Imola Nagy-Seres (Humboldt University)

Bio

Imola Nagy-Seres is a Humboldt Postdoctoral Research Fellow at Humboldt University of Berlin, where she is working on a project on childhood and education in late nineteenth- and early twentieth-century British literature. Her work has been published in the Elizabeth Bowen Review, Journal of Modern Literature, Modern Language Review, Katherine Mansfield Studies, and Modernist Cultures. Her essay, ‘Katherine Mansfield’s Poetics of Breathing’ won the British Association for Modernist Studies Essay Prize in 2021.

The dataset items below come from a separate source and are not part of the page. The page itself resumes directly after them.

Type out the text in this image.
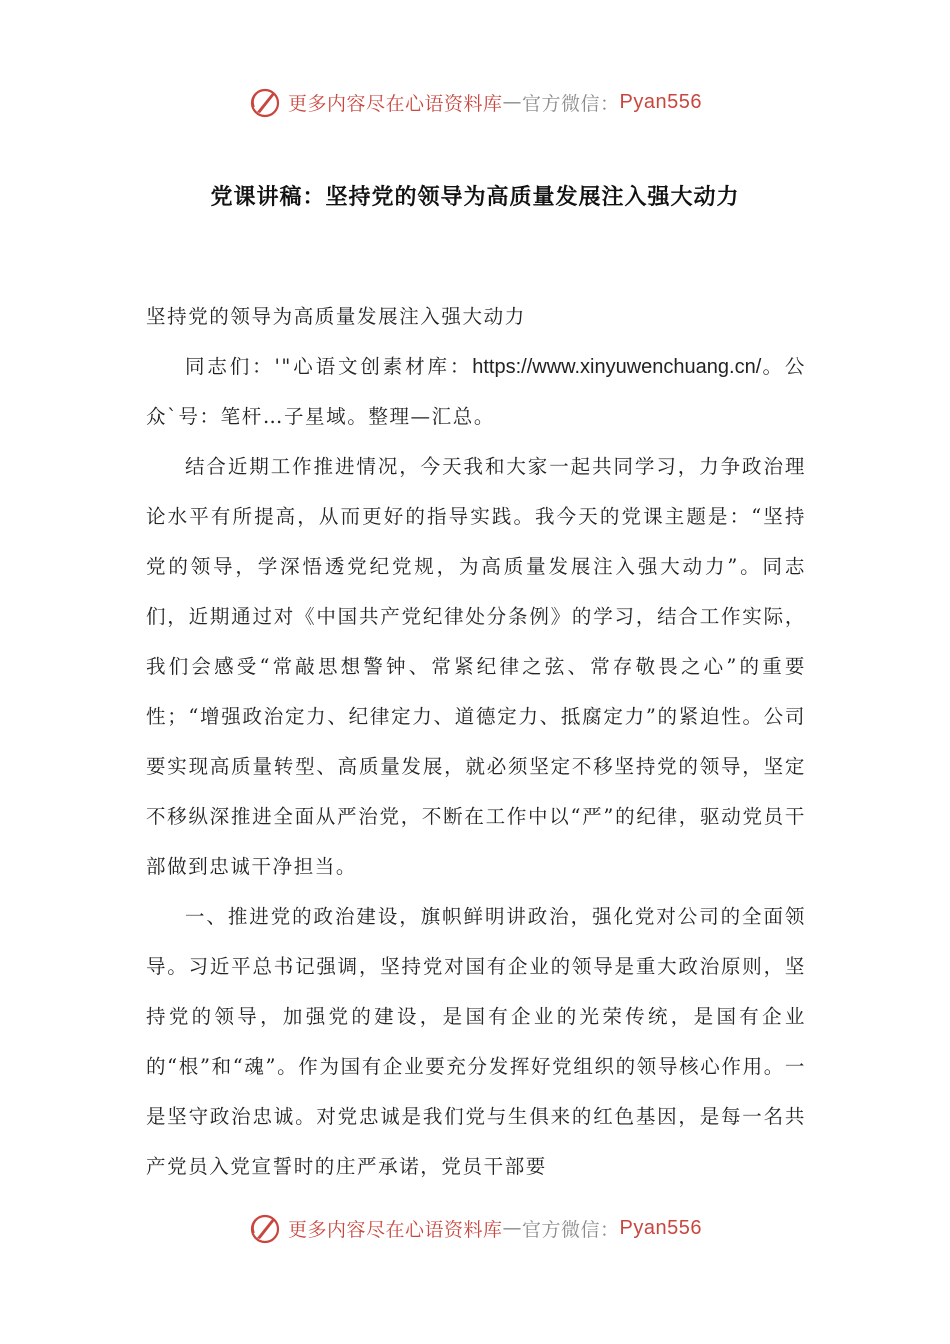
更多内容尽在心语资料库 — 官方微信： Pyan556
党课讲稿：坚持党的领导为高质量发展注入强大动力

坚持党的领导为高质量发展注入强大动力

同志们：'"心语文创素材库：https://www.xinyuwenchuang.cn/。公众`号：笔杆…子星域。整理—汇总。

结合近期工作推进情况，今天我和大家一起共同学习，力争政治理论水平有所提高，从而更好的指导实践。我今天的党课主题是：“坚持党的领导，学深悟透党纪党规，为高质量发展注入强大动力”。同志们，近期通过对《中国共产党纪律处分条例》的学习，结合工作实际，我们会感受“常敲思想警钟、常紧纪律之弦、常存敬畏之心”的重要性；“增强政治定力、纪律定力、道德定力、抵腐定力”的紧迫性。公司要实现高质量转型、高质量发展，就必须坚定不移坚持党的领导，坚定不移纵深推进全面从严治党，不断在工作中以“严”的纪律，驱动党员干部做到忠诚干净担当。

一、推进党的政治建设，旗帜鲜明讲政治，强化党对公司的全面领导。习近平总书记强调，坚持党对国有企业的领导是重大政治原则，坚持党的领导，加强党的建设，是国有企业的光荣传统，是国有企业的“根”和“魂”。作为国有企业要充分发挥好党组织的领导核心作用。一是坚守政治忠诚。对党忠诚是我们党与生俱来的红色基因，是每一名共产党员入党宣誓时的庄严承诺，党员干部要

更多内容尽在心语资料库 — 官方微信： Pyan556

nagy.seres.imola@btk.elte.hu

Marine Modernism: Katherine Mansfield, Children, and Sea Creatures

Katherine Mansfield’s fiction and personal writings abound in marine life forms: ‘decorative starfish’, ‘velvet sea anemones’, ‘pink tinted sea shells’ – these are just a few of the animals that inhabit her fictional waters. After a visit at the Oceanographic Museum of Monaco in 1920, Mansfield recorded in her correspondence how her encounter with ‘sleeping tortoises’, fish, and marine worms in the museum made her lean over a tank and cry bitterly like a forlorn child. A year later, she described ‘At the Bay’, the story on which she was working at the time, as a kind of literary rock pool, ‘full of sand and seaweed, […] and the tide coming in’ – images based on her own childhood memories. In Mansfield’s oeuvre, the coastal pool becomes a space charged with aesthetic and affective energies, which allows her child characters to reimagine and redraw scientific, social, physical, and emotional boundaries between humans and their environment. Through her depiction of children’s engagement with rock pool animals in ‘At the Bay’, Mansfield questions late nineteenth-century biological and psychological theories, which drew a parallel between marine invertebrates’ and children’s mental development, arguing that both groups possess a rudimentary form of the adult human mind, which allows them to know and interact with their surroundings in a simplistic and immature way. In contrast with scientific ideas of progressive development, in Mansfield’s modernist writing, images of marine animals resurface in relation with her thinking about alternative, non-linear ways of understanding the world and forging intimate bonds with both human and non-human others. Through her engagement with aquatic life forms, Mansfield embraces a childlike, non-rational, and non-teleological mode of creating aesthetic and affective connections.